Выбрать главу

– Приобщившись к азийскому культу, ты осквернил свою душу и тело и бесконечно удалился от светлого бога. Ты потворствуешь титаническому началу в себе, заглушая начало Загрея. Ты служишь плоти, нечестивец.

Напрасно он уверял её в обратном.

– Ты поклонился Ма, и отныне на тебе её печать, – негодующе твердила жена.

Огорчённый её отчаянием, не выдержав упрёков, он попросил супругу совершить над ним обряд очищения. Его покорность смягчила её, однако она предупредила, что это не просто, он должен подготовить себя к обряду: месяц смирять гордыню, не злобствовать, не сквернословить и не глядеть на женщин, не убивать даже мухи, не есть мяса и бобов.
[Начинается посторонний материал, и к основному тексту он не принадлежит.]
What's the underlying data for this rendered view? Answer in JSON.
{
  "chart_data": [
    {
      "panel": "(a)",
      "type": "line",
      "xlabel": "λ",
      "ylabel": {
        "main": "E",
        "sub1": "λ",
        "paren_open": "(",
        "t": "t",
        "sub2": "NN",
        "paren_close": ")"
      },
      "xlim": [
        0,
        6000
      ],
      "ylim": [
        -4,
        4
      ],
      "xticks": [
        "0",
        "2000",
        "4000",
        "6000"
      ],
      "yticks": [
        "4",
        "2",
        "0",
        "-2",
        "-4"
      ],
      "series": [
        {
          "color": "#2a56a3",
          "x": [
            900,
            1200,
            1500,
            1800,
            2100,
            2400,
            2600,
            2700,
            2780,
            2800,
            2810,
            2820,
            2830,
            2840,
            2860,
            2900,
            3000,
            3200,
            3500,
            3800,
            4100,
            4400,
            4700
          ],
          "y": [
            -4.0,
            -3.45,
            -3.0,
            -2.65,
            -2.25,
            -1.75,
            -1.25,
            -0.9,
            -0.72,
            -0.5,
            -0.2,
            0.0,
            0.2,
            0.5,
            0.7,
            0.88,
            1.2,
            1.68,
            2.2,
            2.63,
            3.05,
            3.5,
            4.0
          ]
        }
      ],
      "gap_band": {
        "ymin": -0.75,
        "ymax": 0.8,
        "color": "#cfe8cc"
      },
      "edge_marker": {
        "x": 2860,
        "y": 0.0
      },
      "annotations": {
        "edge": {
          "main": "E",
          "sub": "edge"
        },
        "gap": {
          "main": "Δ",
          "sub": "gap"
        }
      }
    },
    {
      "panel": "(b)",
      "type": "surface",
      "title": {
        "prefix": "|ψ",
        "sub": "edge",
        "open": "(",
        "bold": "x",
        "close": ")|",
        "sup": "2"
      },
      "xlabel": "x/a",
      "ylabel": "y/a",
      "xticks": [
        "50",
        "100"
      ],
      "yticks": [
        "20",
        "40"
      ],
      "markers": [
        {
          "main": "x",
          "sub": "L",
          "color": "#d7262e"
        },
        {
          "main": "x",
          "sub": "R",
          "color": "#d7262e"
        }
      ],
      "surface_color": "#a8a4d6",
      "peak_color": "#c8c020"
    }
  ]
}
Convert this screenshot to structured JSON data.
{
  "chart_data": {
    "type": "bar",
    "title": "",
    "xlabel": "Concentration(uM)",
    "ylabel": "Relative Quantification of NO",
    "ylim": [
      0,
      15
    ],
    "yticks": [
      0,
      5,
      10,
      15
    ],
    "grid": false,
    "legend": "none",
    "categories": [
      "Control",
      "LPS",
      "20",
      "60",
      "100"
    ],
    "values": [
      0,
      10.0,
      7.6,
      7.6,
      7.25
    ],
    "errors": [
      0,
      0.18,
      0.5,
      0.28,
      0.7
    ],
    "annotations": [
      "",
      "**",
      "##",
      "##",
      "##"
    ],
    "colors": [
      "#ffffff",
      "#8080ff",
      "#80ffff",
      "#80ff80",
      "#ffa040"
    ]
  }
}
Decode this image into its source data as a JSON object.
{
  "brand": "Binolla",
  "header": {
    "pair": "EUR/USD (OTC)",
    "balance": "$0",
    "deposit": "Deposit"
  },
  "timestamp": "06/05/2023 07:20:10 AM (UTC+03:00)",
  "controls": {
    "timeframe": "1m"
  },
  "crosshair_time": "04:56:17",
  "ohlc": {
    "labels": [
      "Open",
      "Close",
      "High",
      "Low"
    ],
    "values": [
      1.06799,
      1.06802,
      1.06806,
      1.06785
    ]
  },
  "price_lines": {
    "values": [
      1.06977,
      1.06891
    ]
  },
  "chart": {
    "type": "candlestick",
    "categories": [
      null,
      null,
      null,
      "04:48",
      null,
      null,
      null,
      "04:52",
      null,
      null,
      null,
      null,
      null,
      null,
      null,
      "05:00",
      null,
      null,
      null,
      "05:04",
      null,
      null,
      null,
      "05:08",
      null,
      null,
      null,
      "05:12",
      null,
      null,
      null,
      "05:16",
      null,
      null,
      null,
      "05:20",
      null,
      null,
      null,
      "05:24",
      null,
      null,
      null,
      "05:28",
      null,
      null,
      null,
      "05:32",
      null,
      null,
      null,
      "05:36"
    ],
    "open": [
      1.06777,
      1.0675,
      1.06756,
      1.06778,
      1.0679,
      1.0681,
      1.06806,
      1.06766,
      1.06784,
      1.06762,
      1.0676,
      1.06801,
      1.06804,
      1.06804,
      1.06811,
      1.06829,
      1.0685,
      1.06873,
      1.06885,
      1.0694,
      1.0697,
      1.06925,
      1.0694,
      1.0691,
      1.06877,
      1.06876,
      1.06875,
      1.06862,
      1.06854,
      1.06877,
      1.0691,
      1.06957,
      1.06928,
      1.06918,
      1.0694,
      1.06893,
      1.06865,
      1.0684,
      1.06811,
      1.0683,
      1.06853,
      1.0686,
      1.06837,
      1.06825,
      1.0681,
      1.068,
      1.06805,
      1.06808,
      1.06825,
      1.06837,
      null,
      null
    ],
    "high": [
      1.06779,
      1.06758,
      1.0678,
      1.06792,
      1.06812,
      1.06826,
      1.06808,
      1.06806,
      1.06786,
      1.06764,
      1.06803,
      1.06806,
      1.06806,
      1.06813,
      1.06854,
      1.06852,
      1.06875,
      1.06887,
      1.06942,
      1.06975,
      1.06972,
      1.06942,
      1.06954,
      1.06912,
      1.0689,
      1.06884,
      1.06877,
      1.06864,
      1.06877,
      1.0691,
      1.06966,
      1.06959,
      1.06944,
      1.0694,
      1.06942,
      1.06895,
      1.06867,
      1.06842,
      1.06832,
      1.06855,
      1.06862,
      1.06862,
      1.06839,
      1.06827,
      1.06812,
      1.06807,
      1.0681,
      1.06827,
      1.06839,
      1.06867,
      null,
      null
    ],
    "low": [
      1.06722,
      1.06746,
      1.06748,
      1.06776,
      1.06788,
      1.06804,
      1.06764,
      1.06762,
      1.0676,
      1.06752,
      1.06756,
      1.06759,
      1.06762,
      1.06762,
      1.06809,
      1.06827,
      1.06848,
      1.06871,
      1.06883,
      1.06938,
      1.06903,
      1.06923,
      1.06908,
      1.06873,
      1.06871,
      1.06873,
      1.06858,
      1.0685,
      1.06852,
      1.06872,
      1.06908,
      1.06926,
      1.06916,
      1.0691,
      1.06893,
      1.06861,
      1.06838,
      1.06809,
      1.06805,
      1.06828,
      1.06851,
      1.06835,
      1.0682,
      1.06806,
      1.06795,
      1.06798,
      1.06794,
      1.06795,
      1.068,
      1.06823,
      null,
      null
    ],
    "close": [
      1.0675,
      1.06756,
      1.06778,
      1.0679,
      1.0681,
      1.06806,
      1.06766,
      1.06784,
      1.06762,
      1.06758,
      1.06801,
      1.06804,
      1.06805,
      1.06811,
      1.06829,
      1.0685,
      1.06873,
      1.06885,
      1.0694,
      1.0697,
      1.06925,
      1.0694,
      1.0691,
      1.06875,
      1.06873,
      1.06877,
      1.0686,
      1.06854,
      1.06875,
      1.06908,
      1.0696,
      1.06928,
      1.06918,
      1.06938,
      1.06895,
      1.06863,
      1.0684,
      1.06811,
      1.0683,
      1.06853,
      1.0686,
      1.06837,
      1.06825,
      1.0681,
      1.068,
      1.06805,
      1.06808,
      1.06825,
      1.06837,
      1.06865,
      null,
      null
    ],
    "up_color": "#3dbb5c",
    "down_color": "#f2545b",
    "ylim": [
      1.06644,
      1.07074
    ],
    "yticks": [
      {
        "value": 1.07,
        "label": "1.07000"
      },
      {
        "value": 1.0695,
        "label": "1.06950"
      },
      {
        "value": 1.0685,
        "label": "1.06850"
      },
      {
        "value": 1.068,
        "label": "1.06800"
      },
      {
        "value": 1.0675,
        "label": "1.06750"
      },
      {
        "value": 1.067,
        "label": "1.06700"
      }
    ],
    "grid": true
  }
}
Вздохнув, он всё ей обещал. Но как обойтись мужчине, да к тому же воину, целый месяц без мяса?

Начальство, узнав о новшествах, заведённых Ноэреной в отряде фракийцев, сочло, что не подобает супругу жрицы Диониса оставаться рядовым воином. Начальнику отряда донесли, что Спартака часто видят возле лошадей, которых он очень любит. В отряде было конное подразделение из трёх десятков всадников, и, недолго думая, начальник назначил мужа жрицы десятником туда.

Получив неожиданное назначение, Спартак был удивлён и обрадован: он очень сожалел о лошадях Ноэрены, которых пришлось продать из-за невозможности переправит ь их через Галис.

Узнав о назначении приятеля, Амфилох погрустнел: ведь у римлян он сам был десятником, а здесь Спартак с лёгкостью его обошёл.

– Но ведь ты всё равно не смог бы стать десятником у конников, потому что боишься лошадей, – постарался утешить его Спартак.

– Ты, что ли, опытный всадник? – подосадовал Амфилох. – Тебя выдвигают ради Ноэрены.

Получить повышение благодаря женщине было обидно; тем решительней молодой командир взялся за дело , принявшись с жаром учить подчинённых всему, что знал сам .Понтийское войско было устроено по греческому образцу. Ядром его считалась тяжеловооружённая пехота; конница играла подчинённую роль. Обычно она начинала бой, стараясь лишить прикрытия и смять край вражеского войска. По ходу сражения всадники в лёгких доспехах, с маленькими щитами, вооружённые фракийскими мечами, стремительно налетая и ударяя с боков, старались отвлечь внимание врага на себя. Цепкий глаз Спартака сразу подметил, что римский строй разумнее фаланги, конным налётом его не расстроишь; римское же оружие превосходит не только фракийское, но и греческое. Сам он был обучен владеть мечом-спафой. Более тонким и лёгким, чем меч легионера, но тут же принялся учить подчинённых и обучаться сам обращению с мечом-гладиусом, страшным римским орудием убийства, массивным, обоюдоострым, с заострённым концом, позволявшим не только убить, но и колоть врага. Но главное, чему учил подчинённых воинов молодой начальник – безусловному послушанию и дисциплине, науке, перенятой им у римлян. Он не давал покоя ни другим, ни себе, начав с того, что научился чистить, холить, взнуздывать коня, задавать ему корм и водить на водопой, трудясь наравне с остальными воинами. Опытных наездников он, не стесняясь, просил обучить его всем тонкостям верховой езды , как если бы он был их подчинённым. Неудивительно, что в ту пору ему сделалось недосуг готовить себя к обряду очищения, а от усталости не хватало сил выслушивать до конца рассказы жены о Загрее.

Нельзя сказать, чтобы в конном отряде обрадовались новшествам. Недоброжелательные слухи о беспокойном начальнике распространились по лагерю и, минуя главу фракийцев, дошли, наконец, до самого стратега. Гордий без предупреждения лично явился на учения в конный отряд: в обычаях этого пожилого воина было разгуливать по лагерю без свиты и ко всему присматриваться. Понаблюдав за десятком фракийских всадников, старавшихся изо всех сил, по сравнению с которыми прочие два десятка явно бездельничали, Гордий резко сказал подскочившим к нему начальникам:

– Отдать всех конников на выучку этому молодцу. Он делает хорошо.

У Спартака дел утроилось. Зато теперь никто не смел жаловаться на трудности учения и тяжёлый нрав учителя. Он был счастлив в ту каппадокийскую пору, в понтийском лагере у реки Галис. Возвращаясь в палатку жены, где вечерами горела масляная плошка, и Ноэрена сидела держа на коленях укутанный горшок с кашей, усталый, валясь с ног, он успевал поговорить с нею и даже сказать несколько ласковых слов.